Darwin had already sent parts of his 770-page diary home, and they were already being circulated among England’s scientific elite, who were eager to embrace him as one of their own.

But in addition to his notes and his specimens, and the respect these won for him among scientists, Darwin got an unexpected benefit from his travels: The Beagle voyage helped him to find his true calling in life. It set him on the path to engaging in the work that would occupy the rest of his days; indeed, the work that would eventually bring about a major revolution in science.

Before he had even set foot back on the shores of England, Darwin had formulated a new plan for his future. After five years of single-mindedly pursuing scientific discovery, the notion of going home and settling down in a church parsonage was simply out of the question. He was determined to forge a career for himself as a gentleman scientist.

It is important to recognize that the mass of notes and specimens that Darwin had accumulated were not completed scientific discoveries; they were just the raw material for scientific discovery. Darwin understood perfectly well that that raw material had to be processed, studied, digested—converted into useful products, which for a scientist means converted into scientific papers, lectures, treatises.
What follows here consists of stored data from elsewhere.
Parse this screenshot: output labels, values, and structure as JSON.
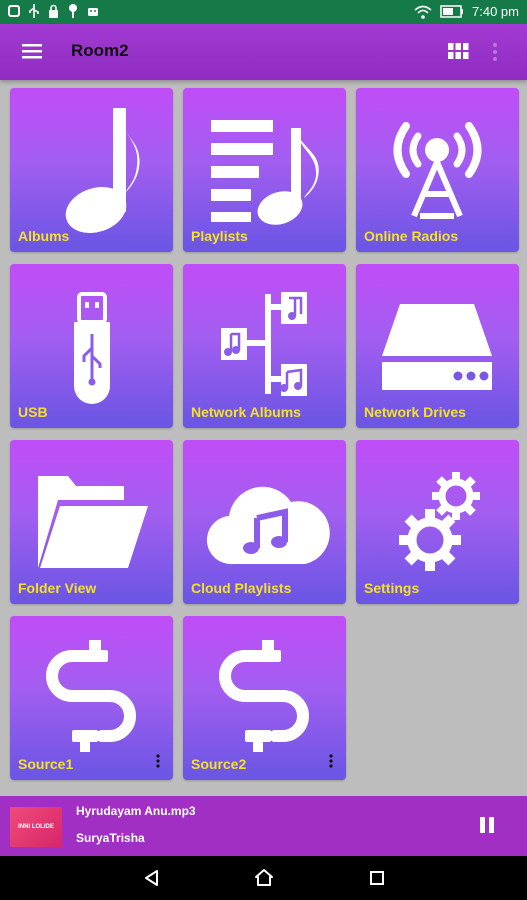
{
  "status_bar": {
    "time": "7:40 pm",
    "left_icons": [
      "notification-icon",
      "usb-icon",
      "lock-icon",
      "pin-icon",
      "android-icon"
    ],
    "right_icons": [
      "wifi-icon",
      "battery-icon"
    ]
  },
  "app_bar": {
    "title": "Room2",
    "menu_icon": "hamburger-menu-icon",
    "grid_icon": "grid-view-icon",
    "more_icon": "more-vert-icon"
  },
  "tiles": [
    {
      "label": "Albums",
      "icon": "music-note-icon"
    },
    {
      "label": "Playlists",
      "icon": "playlist-icon"
    },
    {
      "label": "Online Radios",
      "icon": "radio-tower-icon"
    },
    {
      "label": "USB",
      "icon": "usb-drive-icon"
    },
    {
      "label": "Network Albums",
      "icon": "network-music-icon"
    },
    {
      "label": "Network Drives",
      "icon": "hard-drive-icon"
    },
    {
      "label": "Folder View",
      "icon": "folder-icon"
    },
    {
      "label": "Cloud Playlists",
      "icon": "cloud-music-icon"
    },
    {
      "label": "Settings",
      "icon": "gears-icon"
    },
    {
      "label": "Source1",
      "icon": "cable-icon",
      "has_more": true
    },
    {
      "label": "Source2",
      "icon": "cable-icon",
      "has_more": true
    }
  ],
  "now_playing": {
    "title": "Hyrudayam Anu.mp3",
    "artist": "SuryaTrisha",
    "album_art_text": "INNI LOLIDE",
    "pause_icon": "pause-icon"
  },
  "nav_bar": {
    "icons": [
      "back-icon",
      "home-icon",
      "recents-icon"
    ]
  },
  "colors": {
    "status_bar": "#167a48",
    "app_bar": "#9b35cc",
    "tile_top": "#c04df7",
    "tile_bottom": "#6a55e4",
    "tile_label": "#f3e12a",
    "background": "#bdbdbd",
    "now_playing": "#a22fc4"
  }
}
For Darwin to return home and do nothing with the fruits of his scientific harvest would render his collection a heap of junk and his five-year journey a waste of time and effort.

Upon his return, and with his father’s support—both moral and, more importantly, financial—Darwin set to work. His first order of business was to find a home for his collection and to delegate the detailed analysis of his specimens to experts in different fields. Darwin’s education had exposed him to broad areas of natural science, but to fully and properly reap the fruits of his Beagle findings, he would have to farm out parts of the work to specialists who were highly trained in particular areas.

He had his fossil specimens studied by a leading expert in comparative anatomy, his mammals cataloged by the museum curator of the London Zoological Society, his reptiles examined by a zoology professor at King’s College, and his plants studied by a team of botanists. He delegated the study of his birds to an expert ornithologist who discovered, much to Darwin’s surprise, that the birds he had brought back from the Galapagos Islands—which he thought composed a fairly diverse collection—were in fact almost all different species of common finch.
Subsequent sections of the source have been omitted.